After reading the context, if you felt the title could be enhanced to fit the question and you had an idea, feel free to update it.
Suppose I have the following DataFrame:
using DataFrames
df = DataFrame(
g=["a","b","a","c",missing,missing,missing,missing],
a=[1,2,3,4,missing,missing,missing,missing],
Column1=[missing,missing,missing,missing,false,false,false,true],
Column2=[missing,missing,missing,missing,false,true,true,true],
Column3=[missing,missing,missing,missing,true,true,false,false],
)
# 8×5 DataFrame
# Row │ g a Column1 Column2 Column3
# │ String? Int64? Bool? Bool? Bool?
# ─────┼─────────────────────────────────────────────
# 1 │ a 1 missing missing missing
# 2 │ b 2 missing missing missing
# 3 │ a 3 missing missing missing
# 4 │ c 4 missing missing missing
# 5 │ missing missing false false true
# 6 │ missing missing false true true
# 7 │ missing missing false true false
# 8 │ missing missing true true false
I want to convert it to this:
# 8×5 DataFrame
# Row │ g a Column1 Column2 Column3
# │ String? Int64? Bool? Bool? Bool?
# ─────┼─────────────────────────────────────────────
# 1 │ a 1 false false true
# 2 │ b 2 false true true
# 3 │ a 3 false true false
# 4 │ c 4 true true false
I tried:
DataFrame(collect.(skipmissing.(eachcol(df))), names(df))

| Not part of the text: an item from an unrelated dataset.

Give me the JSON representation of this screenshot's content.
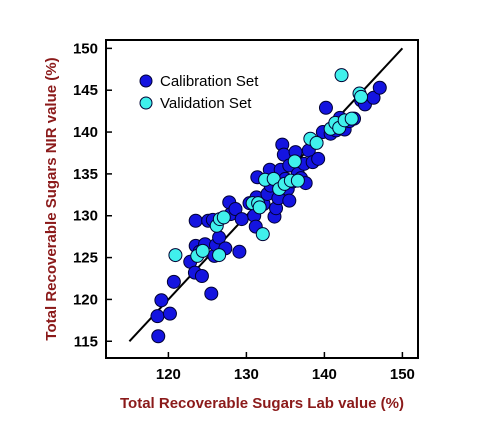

But I think this is not an optimal way since I'm using the collect
function. Is there any better way to do it?
CodePudding user response:
For me a natural way to do it would be:
julia> mapcols(x -> filter(!ismissing, x), df)
4×5 DataFrame
Row │ g a Column1 Column2 Column3
│ String? Int64? Bool? Bool? Bool?
─────┼────────────────────────────────────────────
1 │ a 1 false false true
2 │ b 2 false true true
3 │ a 3 false true false
4 │ c 4 true true false
However, this assumes that number of missing values in every column is the same (but I guess this is what you have in this exercise - right?).
skipmissing
is designed for cases when user wants a non-copying iterable skipping missing
values (which is not the case here).